A proportion of individuals with major depressive disorder (MDD) do not receive adequate therapeutic benefit from conventional monoaminergic antidepressant drugs, leading to treatment-resistant depression (TRD). Ketamine has been shown to provide rapid and significant efficacy in treating patients with TRD. The majority of published studies have investigated the adjunctive efficacy of ketamine with one or more monoaminergic antidepressants. There remains a clinical need to ascertain the relative effectiveness of ketamine monotherapy versus adjunctive ketamine treatment in adults with TRD. In this retrospective study, we investigate multidimensional, self-reported outcomes (i.e., antidepressant, anti-suicidality, antianxiety, and anti-functional impairment) of 220 patients to compare monotherapy (n = 39) and adjunctive (n = 181) ketamine treatment for TRD at a community-based clinic. Both groups had clinically and statistically significant antidepressant effects (p < 0.05). Individuals receiving ketamine monotherapy exhibited a significantly greater reduction on the suicidal ideation (SI) item of the Quick Inventory for Depressive Symptomatology-Self Report 16-Item (QIDS-SR) than the adjunctive group, with a small effect size [F (1, 265) = 4.73; p = 0.03*; partial η = 0.02], and a significantly higher proportion of partial responders at post-infusion 4 (p = 0.034*). No other between-group differences were significant. Limitations include the small sample, single-centred, open-label, non-randomized, uncontrolled, retrospective nature of this study and indication bias. Our real-world evidence suggests that ketamine may be effective as monotherapy or adjunct to monoamine-based treatments. A priority research and clinical vista is to identify subsets of individuals with TRD who are most likely to have a desired therapeutic outcome with monotherapy versus adjunctive ketamine treatment.

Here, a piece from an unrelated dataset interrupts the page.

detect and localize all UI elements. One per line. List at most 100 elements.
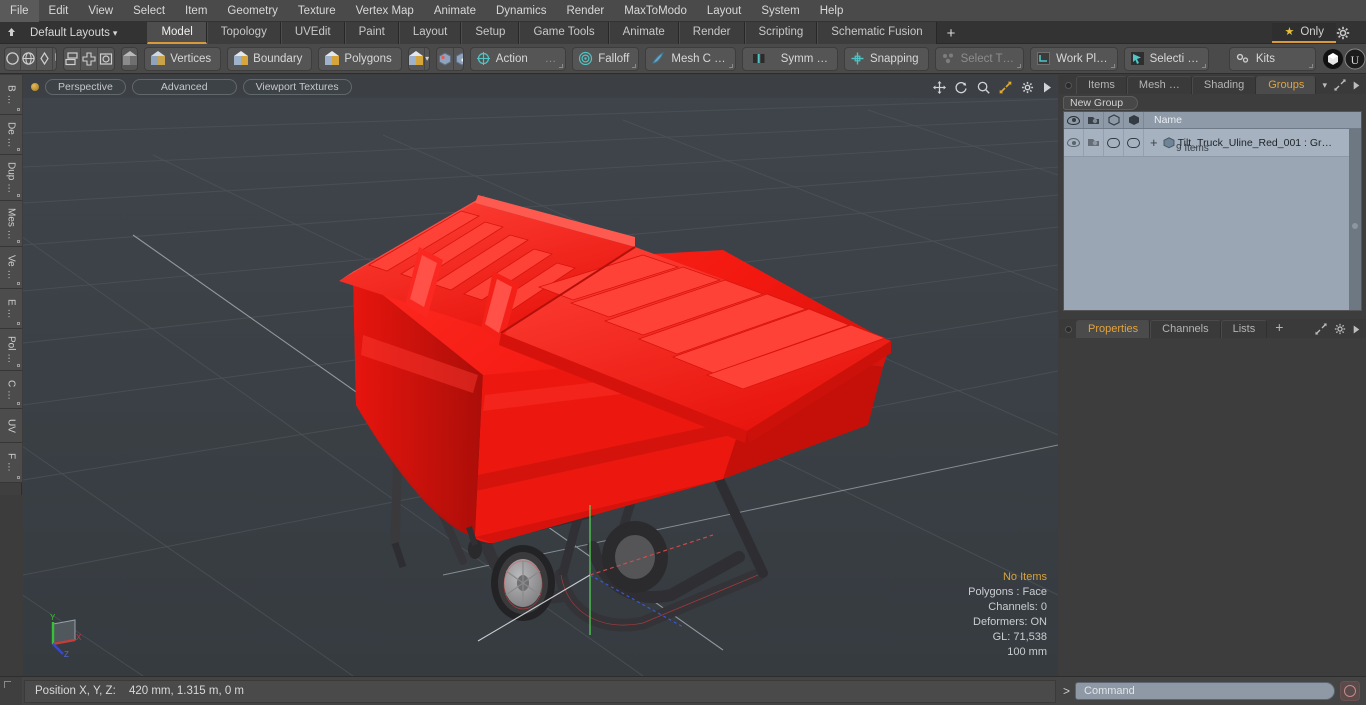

一部分患有重度抑郁症(MDD)的患者并没有从传统的单胺能抗抑郁药治疗中获得足够的疗效,从而导致治疗抵抗性抑郁症(TRD)。氯胺酮已被证明在治疗 TRD 患者方面具有快速和显著的疗效。大多数已发表的研究都调查了氯胺酮与一种或多种单胺能抗抑郁药联合使用的辅助疗效。在成人 TRD 患者中,仍需要确定氯胺酮单药治疗与辅助氯胺酮治疗的相对有效性。在这项回顾性研究中,我们调查了 220 名患者的多维、自我报告的结果(即抗抑郁、抗自杀、抗焦虑和抗功能障碍),以比较社区诊所中 TRD 的单药治疗(n=39)和辅助治疗(n=181)氯胺酮治疗。两组均具有临床和统计学意义上的抗抑郁作用(p<0.05)。接受氯胺酮单药治疗的个体在抑郁症状快速自评量表 16 项(QIDS-SR)的自杀意念(SI)项目上表现出显著更大的降低,与辅助治疗组相比,具有较小的效应量[F(1,265)=4.73;p=0.03*;部分η=0.02],并且在输注后 4 时具有更高比例的部分反应者(p=0.034*)。其他组间差异无统计学意义。限制包括本研究的样本量小、单中心、开放标签、非随机、非对照、回顾性,以及指示偏倚。我们的真实世界证据表明,氯胺酮可能作为单药治疗或与单胺类药物治疗联合使用有效。一个优先的研究和临床视角是确定最有可能通过单药治疗或辅助氯胺酮治疗获得理想治疗效果的 TRD 患者亚组。